I nearly tripped over her. She knelt in the warm grass, wearing nothing but a pilled and faded bikini bottom, thick black hair parted and hanging down over her chest like a woman from a nineteenth century painting. Her naked back glimmered with sweat as she pulled weeds with a rigorous precision. She looked like she belonged at the Homestead. The only incongruity was the pair of headphones she wore, plastic arcing over her scalp, a big clunky bubble propped on either ear. She murmured along to the music, off-key.

I stood, not sure whether to approach now that I was in her backyard. I thought about touching her shoulder, but as I hesitated, she sat up straighter, the weeds falling from her hands. She reminded me of a deer, that alertness in her posture. Very slowly, she turned her head, saw my knees first—at eye-level with her—and then lifted her gaze, inch by inch, until she found my face. We stared at each other. Catherine, not Tonya. She was young, slightly younger than me.

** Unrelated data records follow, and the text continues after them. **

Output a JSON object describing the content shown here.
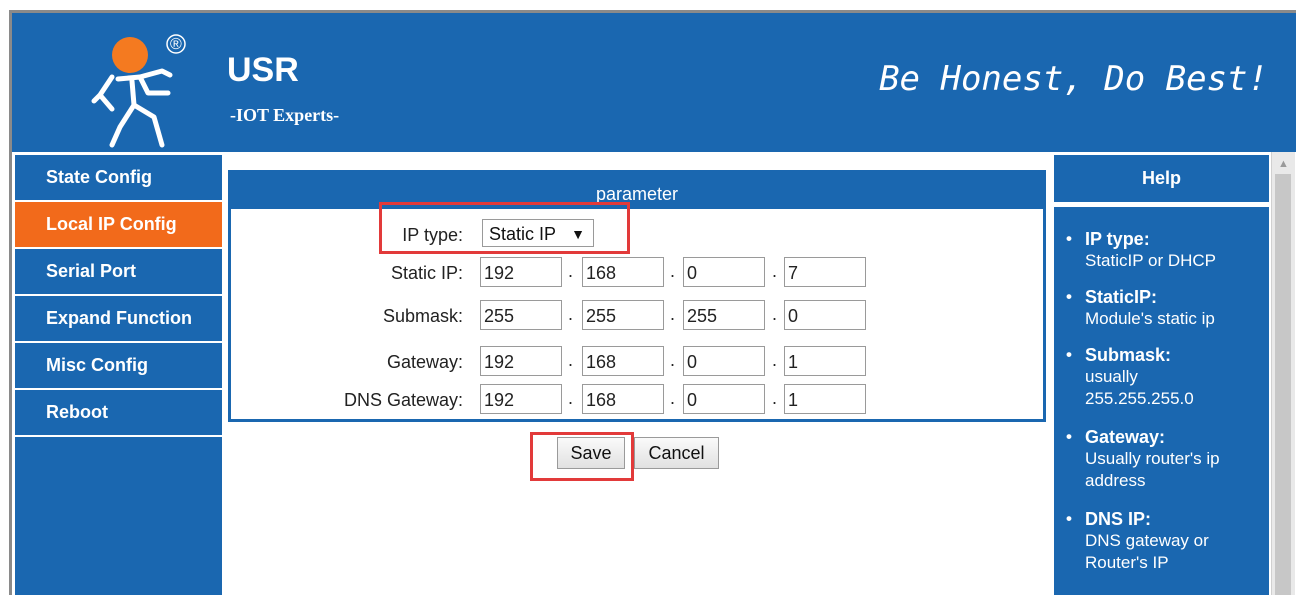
{
  "header": {
    "brand": "USR",
    "subtitle": "-IOT Experts-",
    "slogan": "Be Honest, Do Best!",
    "registered_mark": "®"
  },
  "sidebar": {
    "items": [
      {
        "label": "State Config",
        "active": false
      },
      {
        "label": "Local IP Config",
        "active": true
      },
      {
        "label": "Serial Port",
        "active": false
      },
      {
        "label": "Expand Function",
        "active": false
      },
      {
        "label": "Misc Config",
        "active": false
      },
      {
        "label": "Reboot",
        "active": false
      }
    ]
  },
  "panel": {
    "title": "parameter",
    "ip_type": {
      "label": "IP type:",
      "value": "Static IP"
    },
    "static_ip": {
      "label": "Static IP:",
      "octets": [
        "192",
        "168",
        "0",
        "7"
      ]
    },
    "submask": {
      "label": "Submask:",
      "octets": [
        "255",
        "255",
        "255",
        "0"
      ]
    },
    "gateway": {
      "label": "Gateway:",
      "octets": [
        "192",
        "168",
        "0",
        "1"
      ]
    },
    "dns_gateway": {
      "label": "DNS Gateway:",
      "octets": [
        "192",
        "168",
        "0",
        "1"
      ]
    }
  },
  "buttons": {
    "save": "Save",
    "cancel": "Cancel"
  },
  "help": {
    "title": "Help",
    "items": [
      {
        "term": "IP type:",
        "desc": [
          "StaticIP or DHCP"
        ]
      },
      {
        "term": "StaticIP:",
        "desc": [
          "Module's static ip"
        ]
      },
      {
        "term": "Submask:",
        "desc": [
          "usually",
          "255.255.255.0"
        ]
      },
      {
        "term": "Gateway:",
        "desc": [
          "Usually router's ip",
          "address"
        ]
      },
      {
        "term": "DNS IP:",
        "desc": [
          "DNS gateway or",
          "Router's IP"
        ]
      }
    ]
  },
  "colors": {
    "primary_blue": "#1a67b0",
    "active_orange": "#f26a1b",
    "logo_orange": "#f47a20",
    "highlight_red": "#e23a3a"
  }
}
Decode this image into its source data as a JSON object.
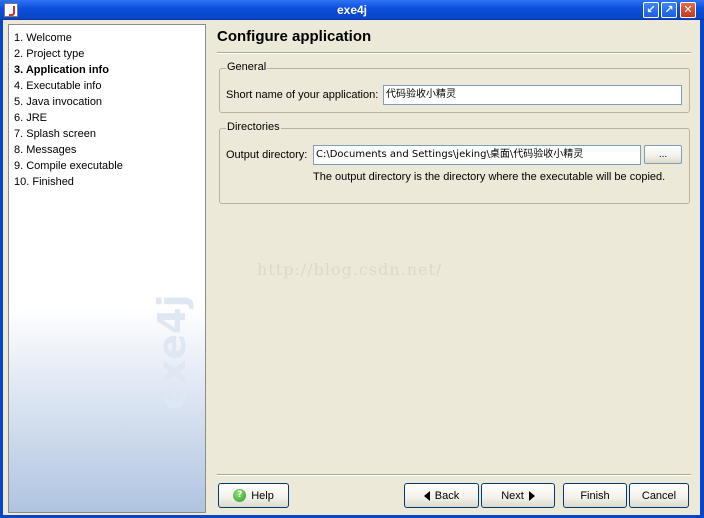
{
  "window": {
    "title": "exe4j",
    "controls": [
      "minimize-icon",
      "restore-icon",
      "close-icon"
    ]
  },
  "steps": {
    "items": [
      {
        "label": "1. Welcome",
        "active": false
      },
      {
        "label": "2. Project type",
        "active": false
      },
      {
        "label": "3. Application info",
        "active": true
      },
      {
        "label": "4. Executable info",
        "active": false
      },
      {
        "label": "5. Java invocation",
        "active": false
      },
      {
        "label": "6. JRE",
        "active": false
      },
      {
        "label": "7. Splash screen",
        "active": false
      },
      {
        "label": "8. Messages",
        "active": false
      },
      {
        "label": "9. Compile executable",
        "active": false
      },
      {
        "label": "10. Finished",
        "active": false
      }
    ],
    "brand": "exe4j"
  },
  "main": {
    "title": "Configure application",
    "general": {
      "legend": "General",
      "short_name_label": "Short name of your application:",
      "short_name_value": "代码验收小精灵"
    },
    "directories": {
      "legend": "Directories",
      "output_label": "Output directory:",
      "output_value": "C:\\Documents and Settings\\jeking\\桌面\\代码验收小精灵",
      "browse_label": "...",
      "hint": "The output directory is the directory where the executable will be copied."
    },
    "watermark": "http://blog.csdn.net/"
  },
  "buttons": {
    "help": "Help",
    "back": "Back",
    "next": "Next",
    "finish": "Finish",
    "cancel": "Cancel"
  },
  "colors": {
    "titlebar": "#0a4fd9",
    "background": "#ece9d8",
    "steps_gradient_end": "#b0c4e0"
  }
}
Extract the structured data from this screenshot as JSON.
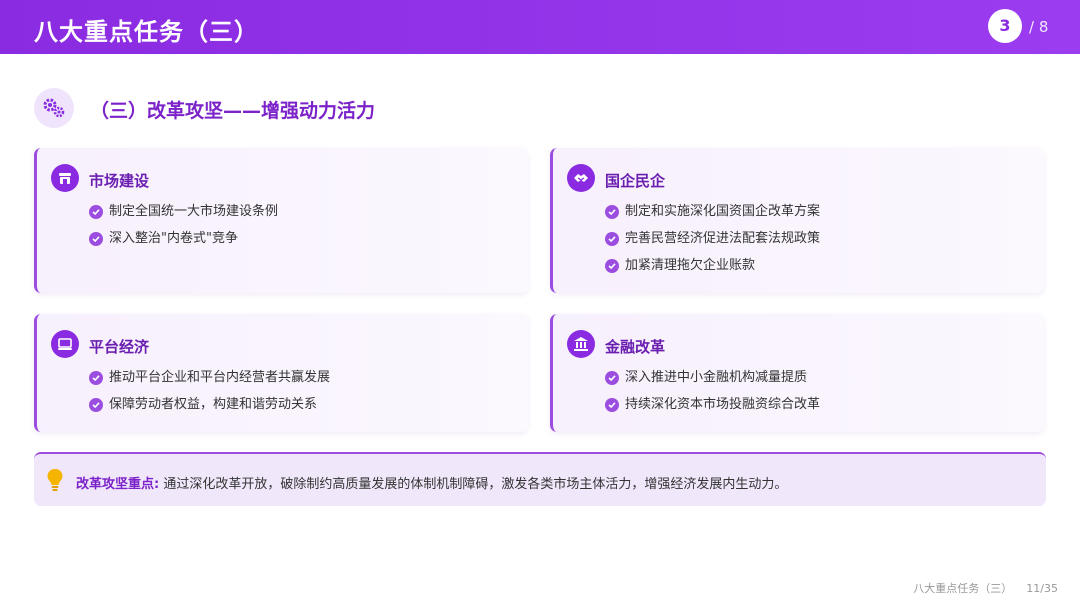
{
  "header": {
    "title": "八大重点任务（三）",
    "current_page": "3",
    "total_pages": "/ 8"
  },
  "section": {
    "title": "（三）改革攻坚——增强动力活力",
    "icon": "gears-icon"
  },
  "cards": [
    {
      "title": "市场建设",
      "icon": "store-icon",
      "items": [
        "制定全国统一大市场建设条例",
        "深入整治\"内卷式\"竞争"
      ]
    },
    {
      "title": "国企民企",
      "icon": "handshake-icon",
      "items": [
        "制定和实施深化国资国企改革方案",
        "完善民营经济促进法配套法规政策",
        "加紧清理拖欠企业账款"
      ]
    },
    {
      "title": "平台经济",
      "icon": "laptop-icon",
      "items": [
        "推动平台企业和平台内经营者共赢发展",
        "保障劳动者权益，构建和谐劳动关系"
      ]
    },
    {
      "title": "金融改革",
      "icon": "bank-icon",
      "items": [
        "深入推进中小金融机构减量提质",
        "持续深化资本市场投融资综合改革"
      ]
    }
  ],
  "note": {
    "icon": "lightbulb-icon",
    "label": "改革攻坚重点:",
    "text": " 通过深化改革开放，破除制约高质量发展的体制机制障碍，激发各类市场主体活力，增强经济发展内生动力。"
  },
  "footer": {
    "title": "八大重点任务（三）",
    "page": "11/35"
  },
  "colors": {
    "accent": "#8a2be2",
    "title": "#7b22c9",
    "card_bg": "#f7f0fd"
  }
}
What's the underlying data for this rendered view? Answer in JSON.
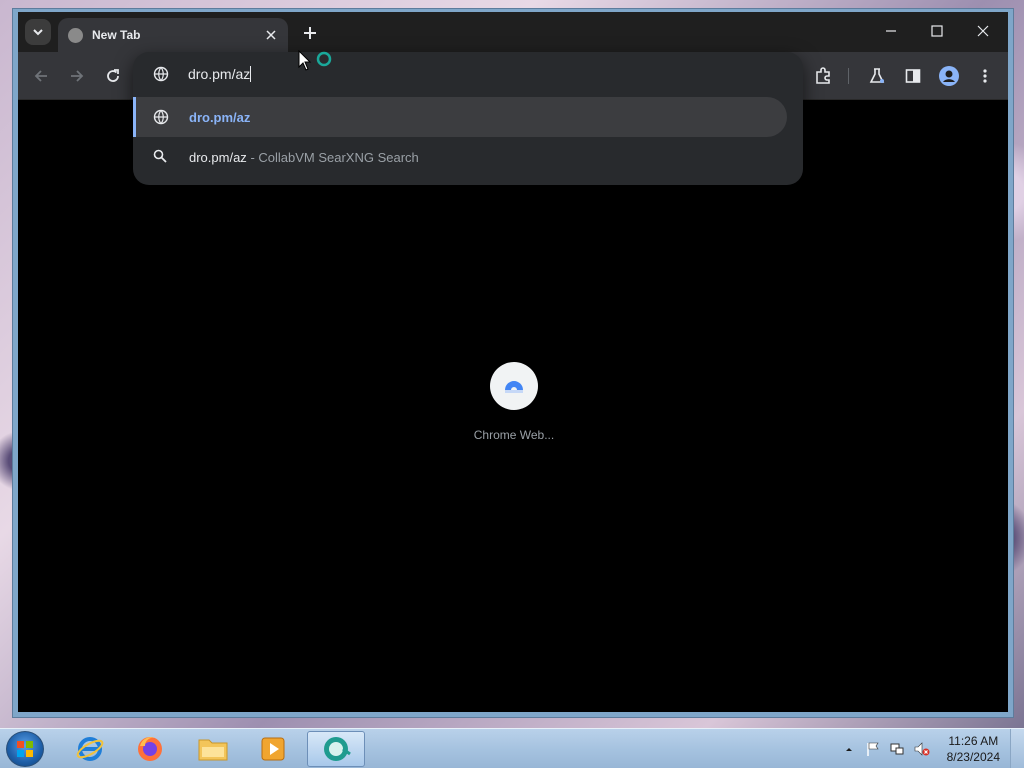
{
  "browser": {
    "tab": {
      "title": "New Tab"
    },
    "omnibox": {
      "input_value": "dro.pm/az",
      "suggestions": [
        {
          "text": "dro.pm/az",
          "subtext": ""
        },
        {
          "text": "dro.pm/az",
          "subtext": "- CollabVM SearXNG Search"
        }
      ]
    },
    "shortcuts": [
      {
        "label": "Chrome Web..."
      }
    ]
  },
  "taskbar": {
    "clock": {
      "time": "11:26 AM",
      "date": "8/23/2024"
    }
  },
  "colors": {
    "accent": "#8ab4f8",
    "chrome_bg": "#35363a",
    "content_bg": "#000000"
  }
}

“Shit.” She rose, yanking the earphones off. They dangled around her neck, a clumsy necklace, before sliding free to the grass. I heard the music more clearly now. AC/DC. “What are you doing here?” Catherine asked. “How did you get back here?” She shoved past me, yanked at the locked gate. “You climbed in here? What’s your problem, Morrow?”

“You know it’s me,” I said, oddly pleased.

Catherine grabbed a mismatched bikini top that had been hanging over a wheelbarrow handle, fastened it on. “You couldn’t have let me know you were coming?” She snatched at a men’s dress shirt in need of ironing, and slipped her arms through. As she buttoned quickly and carelessly, she left smudgy fingerprints on the white.

“I tried calling, Catherine. I couldn’t get through.”

“No, no, just call me Cate. What were you, raised at a cotillion? Calling people by their full names. Jesus. Anyway, how’d you get my number?” She redirected her anger effortlessly.

“Bonnie Clarkson. She said that you and your mother had been harassed by someone a while ago. A stranger. Bonnie said that I should talk to you, because—well—maybe that man was the same one who attacked Bonnie?” I was rambling. There was so much to tell her, and I was racing against the timer of her limited interest. “My mother is missing, and if you’ve been stalked, you might know something about my mother too—or maybe she came to find you.”